The Merlot spent more than a year aboard the International Space Station, and returned just last January.
A few days ago, Christie’s announced an out-of-this-world item that is now available by private sale: a bottle of Pétrus 2000, which spent 14 months in space.
Made with Merlot grapes from the French region of Bourdeaux, the wine was on board the International Space Station (ISS) as part of a series of experiments undertaken by Space Cargo Unlimited.
This bottle of Pétrus 2000 marks a momentous step in the pursuit of developing and gaining a greater understanding of the maturation of wine,” says Tim Triptree MW, international director, Christie’s Wine & Spirits Department. “Christie’s is delighted to bring this first of its kind bottle to the market and to support Space Cargo Unlimited to continue their research into the future of agricultural practices.”

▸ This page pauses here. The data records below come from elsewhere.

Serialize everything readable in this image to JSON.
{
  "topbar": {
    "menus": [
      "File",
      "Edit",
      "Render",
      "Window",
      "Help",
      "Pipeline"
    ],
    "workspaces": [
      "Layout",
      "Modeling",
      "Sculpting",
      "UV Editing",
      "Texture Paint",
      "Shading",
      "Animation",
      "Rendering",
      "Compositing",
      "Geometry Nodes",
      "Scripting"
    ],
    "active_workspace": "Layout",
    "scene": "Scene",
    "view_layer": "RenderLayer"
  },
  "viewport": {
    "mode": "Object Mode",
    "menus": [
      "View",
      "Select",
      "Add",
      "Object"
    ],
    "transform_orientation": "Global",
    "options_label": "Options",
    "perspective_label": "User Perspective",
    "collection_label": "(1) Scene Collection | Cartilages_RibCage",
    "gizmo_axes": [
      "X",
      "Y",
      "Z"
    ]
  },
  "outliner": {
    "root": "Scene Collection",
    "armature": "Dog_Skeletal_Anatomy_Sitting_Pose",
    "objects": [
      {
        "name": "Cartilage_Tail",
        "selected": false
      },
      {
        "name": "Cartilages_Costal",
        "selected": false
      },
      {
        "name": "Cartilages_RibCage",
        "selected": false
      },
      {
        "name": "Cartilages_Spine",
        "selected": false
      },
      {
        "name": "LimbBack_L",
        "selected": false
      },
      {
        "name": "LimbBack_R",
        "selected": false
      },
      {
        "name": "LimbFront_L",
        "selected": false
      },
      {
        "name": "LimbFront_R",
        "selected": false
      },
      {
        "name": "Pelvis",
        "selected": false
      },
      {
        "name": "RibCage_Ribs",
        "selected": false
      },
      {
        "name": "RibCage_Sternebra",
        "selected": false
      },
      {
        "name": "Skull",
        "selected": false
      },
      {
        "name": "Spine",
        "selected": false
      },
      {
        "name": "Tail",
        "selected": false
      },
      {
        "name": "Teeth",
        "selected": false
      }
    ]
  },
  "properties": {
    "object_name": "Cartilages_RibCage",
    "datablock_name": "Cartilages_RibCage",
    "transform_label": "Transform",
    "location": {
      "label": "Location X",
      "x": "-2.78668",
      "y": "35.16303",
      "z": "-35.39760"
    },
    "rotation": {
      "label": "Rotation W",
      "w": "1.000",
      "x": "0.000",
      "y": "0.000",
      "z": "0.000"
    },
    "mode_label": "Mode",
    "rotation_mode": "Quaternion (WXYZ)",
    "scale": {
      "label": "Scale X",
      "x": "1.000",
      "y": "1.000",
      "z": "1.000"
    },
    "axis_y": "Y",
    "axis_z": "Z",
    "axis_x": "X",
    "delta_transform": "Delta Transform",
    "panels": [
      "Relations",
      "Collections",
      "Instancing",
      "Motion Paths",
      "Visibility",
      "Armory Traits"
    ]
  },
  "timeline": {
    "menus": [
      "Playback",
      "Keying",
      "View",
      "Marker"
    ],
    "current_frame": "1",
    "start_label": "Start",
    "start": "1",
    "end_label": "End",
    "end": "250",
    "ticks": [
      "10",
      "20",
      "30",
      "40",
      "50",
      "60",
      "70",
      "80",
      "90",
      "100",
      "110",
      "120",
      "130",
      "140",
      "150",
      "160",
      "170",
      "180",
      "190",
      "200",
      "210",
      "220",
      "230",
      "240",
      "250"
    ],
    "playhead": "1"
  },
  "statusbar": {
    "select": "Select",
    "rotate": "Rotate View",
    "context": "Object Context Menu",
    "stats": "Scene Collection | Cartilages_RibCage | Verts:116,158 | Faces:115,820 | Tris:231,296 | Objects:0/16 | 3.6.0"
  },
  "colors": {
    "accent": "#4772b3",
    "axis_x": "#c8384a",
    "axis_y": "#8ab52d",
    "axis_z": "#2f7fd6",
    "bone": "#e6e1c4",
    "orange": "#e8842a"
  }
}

Currently belonging to Jean-François Moueix and his children, Château Pétrus produces wine in the Pomerol appellation. Its bottles are among the most expensive in the world, with a 750ml Pétrus priced on average upwards of $2,600.
The space-aged Pétrus, on the other hand, is expected to go far beyond that, and could fetch for a cool million.
Whoever will be able to purchase the Astro-Petrus will also get a terrestrial Pétrus 2000 so that he or she can compare the taste.
The space traveling wine comes in a unique trunk, which is handcrafted by Maison d’Arts Les Ateliers Victor as well as a decanter, glasses and a corkscrew made from a meteorite. The Jules Vernes-inspired trunk took 900 hours of work to make, and contains elements of Star Trek in its design.
Space Cargo Unlimited Co-founder and CEO Nicolas Gaume says that they are thrilled by this partnership with Christie’s, sharing that it will contribute to future space exploration.
“The proceeds of the sale will allow us to continue Mission WISE, six experiments in space to help invent the agriculture and food we need for tomorrow on Earth,” he says. “It is our conviction that there is no Planet B and we intend to pave the way for our future by leveraging microgravity and enticing accelerated natural evolutions in a spatial environment. The product of the sale will help attain our objectives.”
Space Cargo Unlimited worked with Thales Alenia Space and Nanoracks in sending 12 bottles of wine to the ISS on November 2019 aboard a Cygnus capsule. It came back to Earth a couple of week after 2021 started in a Dragon spacecraft.
Two months after its return, a panel of wine experts and scientists analyzed the bottles at the Institut des Sciences de la Vigne et du Vin in Bordeaux. Differences in aroma, color, and taste were noted by the panel, who remarked at the space-aged wine’s complexity.